Anya and I went to ground whenever a meat-eater was in sight. Armed with nothing but our senses and our wits, we flattened ourselves on the mossy ground and lay un-moving the instant we saw one of the hunters. None of them bothered with us. Whether that was because they did not see us or because they did not recognize us as meat, I could not say. Nor did I want to find out, particularly.

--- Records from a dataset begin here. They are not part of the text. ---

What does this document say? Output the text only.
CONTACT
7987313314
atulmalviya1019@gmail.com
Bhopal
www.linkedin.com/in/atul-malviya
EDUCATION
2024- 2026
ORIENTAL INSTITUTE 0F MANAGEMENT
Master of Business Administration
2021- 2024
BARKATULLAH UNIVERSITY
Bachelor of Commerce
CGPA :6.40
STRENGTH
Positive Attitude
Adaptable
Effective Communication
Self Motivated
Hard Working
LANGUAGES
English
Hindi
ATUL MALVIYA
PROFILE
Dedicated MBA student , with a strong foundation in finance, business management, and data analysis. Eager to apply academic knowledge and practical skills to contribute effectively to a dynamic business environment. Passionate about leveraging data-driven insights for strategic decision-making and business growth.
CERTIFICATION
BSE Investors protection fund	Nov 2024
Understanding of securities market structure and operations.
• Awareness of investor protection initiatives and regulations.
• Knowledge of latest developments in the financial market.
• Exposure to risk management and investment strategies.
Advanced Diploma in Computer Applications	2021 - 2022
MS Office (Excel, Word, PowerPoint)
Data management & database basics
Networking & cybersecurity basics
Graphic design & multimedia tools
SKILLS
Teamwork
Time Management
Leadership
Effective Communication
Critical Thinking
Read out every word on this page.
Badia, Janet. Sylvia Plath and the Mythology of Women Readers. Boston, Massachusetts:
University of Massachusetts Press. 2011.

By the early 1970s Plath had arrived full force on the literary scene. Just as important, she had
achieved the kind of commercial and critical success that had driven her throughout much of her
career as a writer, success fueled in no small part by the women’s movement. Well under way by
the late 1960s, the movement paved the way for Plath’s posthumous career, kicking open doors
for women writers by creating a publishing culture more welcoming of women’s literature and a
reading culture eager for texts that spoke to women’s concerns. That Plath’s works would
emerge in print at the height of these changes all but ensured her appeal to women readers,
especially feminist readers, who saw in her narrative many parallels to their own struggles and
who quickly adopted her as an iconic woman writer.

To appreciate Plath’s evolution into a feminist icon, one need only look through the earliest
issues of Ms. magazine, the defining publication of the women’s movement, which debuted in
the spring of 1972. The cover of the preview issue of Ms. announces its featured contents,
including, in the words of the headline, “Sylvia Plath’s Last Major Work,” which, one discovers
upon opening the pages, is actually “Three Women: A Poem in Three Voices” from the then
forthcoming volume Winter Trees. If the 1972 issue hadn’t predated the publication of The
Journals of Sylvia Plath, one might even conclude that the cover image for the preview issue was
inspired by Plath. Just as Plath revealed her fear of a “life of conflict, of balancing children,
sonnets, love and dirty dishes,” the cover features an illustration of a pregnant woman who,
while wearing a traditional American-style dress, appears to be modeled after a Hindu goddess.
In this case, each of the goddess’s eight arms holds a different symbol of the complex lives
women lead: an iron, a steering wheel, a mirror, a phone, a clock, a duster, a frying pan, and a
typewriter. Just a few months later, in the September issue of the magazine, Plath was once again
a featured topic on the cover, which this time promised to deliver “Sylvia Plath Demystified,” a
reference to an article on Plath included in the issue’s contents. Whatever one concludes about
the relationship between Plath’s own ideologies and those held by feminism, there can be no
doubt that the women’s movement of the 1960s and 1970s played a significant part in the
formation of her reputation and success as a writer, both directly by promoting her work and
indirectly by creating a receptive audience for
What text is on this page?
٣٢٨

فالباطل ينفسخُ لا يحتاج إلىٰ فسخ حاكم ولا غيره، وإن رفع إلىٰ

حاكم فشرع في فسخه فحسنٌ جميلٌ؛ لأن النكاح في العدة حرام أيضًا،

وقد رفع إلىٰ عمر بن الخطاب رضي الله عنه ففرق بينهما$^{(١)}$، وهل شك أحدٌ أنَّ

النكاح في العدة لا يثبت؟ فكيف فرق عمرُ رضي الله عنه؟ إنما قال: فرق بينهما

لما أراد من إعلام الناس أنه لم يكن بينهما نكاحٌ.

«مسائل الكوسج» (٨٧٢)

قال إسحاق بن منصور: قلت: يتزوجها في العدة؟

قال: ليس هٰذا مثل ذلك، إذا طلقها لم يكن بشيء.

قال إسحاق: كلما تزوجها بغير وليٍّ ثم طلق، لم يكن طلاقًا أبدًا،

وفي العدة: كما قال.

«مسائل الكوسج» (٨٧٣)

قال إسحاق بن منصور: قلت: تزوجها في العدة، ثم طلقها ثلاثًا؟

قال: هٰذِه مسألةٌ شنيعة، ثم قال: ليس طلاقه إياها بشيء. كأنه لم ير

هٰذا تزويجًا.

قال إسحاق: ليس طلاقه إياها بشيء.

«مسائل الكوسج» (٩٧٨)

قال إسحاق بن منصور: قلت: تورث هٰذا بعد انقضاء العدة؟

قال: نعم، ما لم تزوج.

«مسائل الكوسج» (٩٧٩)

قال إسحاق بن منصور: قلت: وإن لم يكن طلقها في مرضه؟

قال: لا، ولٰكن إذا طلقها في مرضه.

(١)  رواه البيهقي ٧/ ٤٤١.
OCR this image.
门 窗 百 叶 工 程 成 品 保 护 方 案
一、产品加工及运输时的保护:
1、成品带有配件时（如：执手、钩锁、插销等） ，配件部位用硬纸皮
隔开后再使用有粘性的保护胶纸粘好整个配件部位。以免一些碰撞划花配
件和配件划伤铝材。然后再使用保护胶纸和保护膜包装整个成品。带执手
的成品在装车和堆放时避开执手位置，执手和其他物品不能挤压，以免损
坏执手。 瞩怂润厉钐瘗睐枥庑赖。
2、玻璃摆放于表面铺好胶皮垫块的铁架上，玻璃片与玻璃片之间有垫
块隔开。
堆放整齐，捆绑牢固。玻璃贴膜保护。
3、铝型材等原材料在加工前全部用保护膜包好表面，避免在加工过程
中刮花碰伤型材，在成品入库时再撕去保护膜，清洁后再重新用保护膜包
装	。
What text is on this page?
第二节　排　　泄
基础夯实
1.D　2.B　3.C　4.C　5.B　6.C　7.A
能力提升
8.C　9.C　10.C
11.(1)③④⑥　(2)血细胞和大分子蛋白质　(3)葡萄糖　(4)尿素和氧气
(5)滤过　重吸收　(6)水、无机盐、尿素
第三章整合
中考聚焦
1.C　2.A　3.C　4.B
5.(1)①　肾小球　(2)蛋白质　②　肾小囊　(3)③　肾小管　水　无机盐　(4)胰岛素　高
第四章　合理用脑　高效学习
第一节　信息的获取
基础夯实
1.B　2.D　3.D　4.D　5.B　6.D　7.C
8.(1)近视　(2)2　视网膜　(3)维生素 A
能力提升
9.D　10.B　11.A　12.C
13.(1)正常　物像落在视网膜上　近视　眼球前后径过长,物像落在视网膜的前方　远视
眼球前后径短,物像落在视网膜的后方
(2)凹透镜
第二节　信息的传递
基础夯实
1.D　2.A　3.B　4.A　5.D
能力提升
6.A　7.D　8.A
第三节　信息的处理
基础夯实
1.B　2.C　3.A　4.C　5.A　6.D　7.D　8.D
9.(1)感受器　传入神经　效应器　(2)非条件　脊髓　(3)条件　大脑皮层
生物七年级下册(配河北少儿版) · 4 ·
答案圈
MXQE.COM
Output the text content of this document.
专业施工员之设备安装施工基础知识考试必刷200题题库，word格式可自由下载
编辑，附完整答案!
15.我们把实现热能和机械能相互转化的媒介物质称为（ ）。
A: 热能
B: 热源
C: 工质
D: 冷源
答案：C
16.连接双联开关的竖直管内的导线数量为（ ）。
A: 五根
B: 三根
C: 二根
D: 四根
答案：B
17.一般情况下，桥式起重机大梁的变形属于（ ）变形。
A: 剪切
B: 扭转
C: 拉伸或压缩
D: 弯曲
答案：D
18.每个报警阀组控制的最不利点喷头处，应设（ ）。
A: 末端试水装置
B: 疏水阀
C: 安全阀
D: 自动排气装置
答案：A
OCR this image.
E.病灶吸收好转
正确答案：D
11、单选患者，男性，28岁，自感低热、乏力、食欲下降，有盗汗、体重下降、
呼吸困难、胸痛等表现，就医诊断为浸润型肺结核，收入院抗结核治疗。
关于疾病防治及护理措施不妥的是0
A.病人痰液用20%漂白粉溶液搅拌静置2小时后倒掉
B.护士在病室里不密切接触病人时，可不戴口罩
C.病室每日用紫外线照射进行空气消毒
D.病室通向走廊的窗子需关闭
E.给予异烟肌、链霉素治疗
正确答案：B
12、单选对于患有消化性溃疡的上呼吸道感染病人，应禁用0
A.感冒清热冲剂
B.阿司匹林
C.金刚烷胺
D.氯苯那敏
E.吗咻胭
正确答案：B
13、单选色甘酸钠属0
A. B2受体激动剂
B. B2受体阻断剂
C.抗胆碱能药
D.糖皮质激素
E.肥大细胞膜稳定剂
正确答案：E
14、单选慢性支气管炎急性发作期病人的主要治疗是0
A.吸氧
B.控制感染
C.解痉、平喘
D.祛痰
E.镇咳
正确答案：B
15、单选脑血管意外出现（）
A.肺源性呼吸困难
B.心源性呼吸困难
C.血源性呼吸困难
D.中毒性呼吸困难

Once we saw a half-dozen triceratops drinking warily at a stream’s edge, each of them bigger than a quartet of rhino, with three long spikes projecting from their heads and a heavy shield of bone at the base of the skull. Their flanks were spotted with rosettes of color: shades of red and yellow and brown. They looked awkward and ungainly and extremely nervous. Sure enough, a pair of two-legged carnosaurs splashed into the stream from the other side; not tyrannosaurs, but big and toothy and mean looking.

The triceratops looked across the stream and then pulled themselves together in a rough shoulder-to-shoulder formation, heads lowered and those long spikes pointing at the meat-eaters like a line of pikes or a gigantic hedgehog. The carnosaurs huffed and snorted, jinked up and down on their hind legs, looked the situation over. Then they turned and dashed away.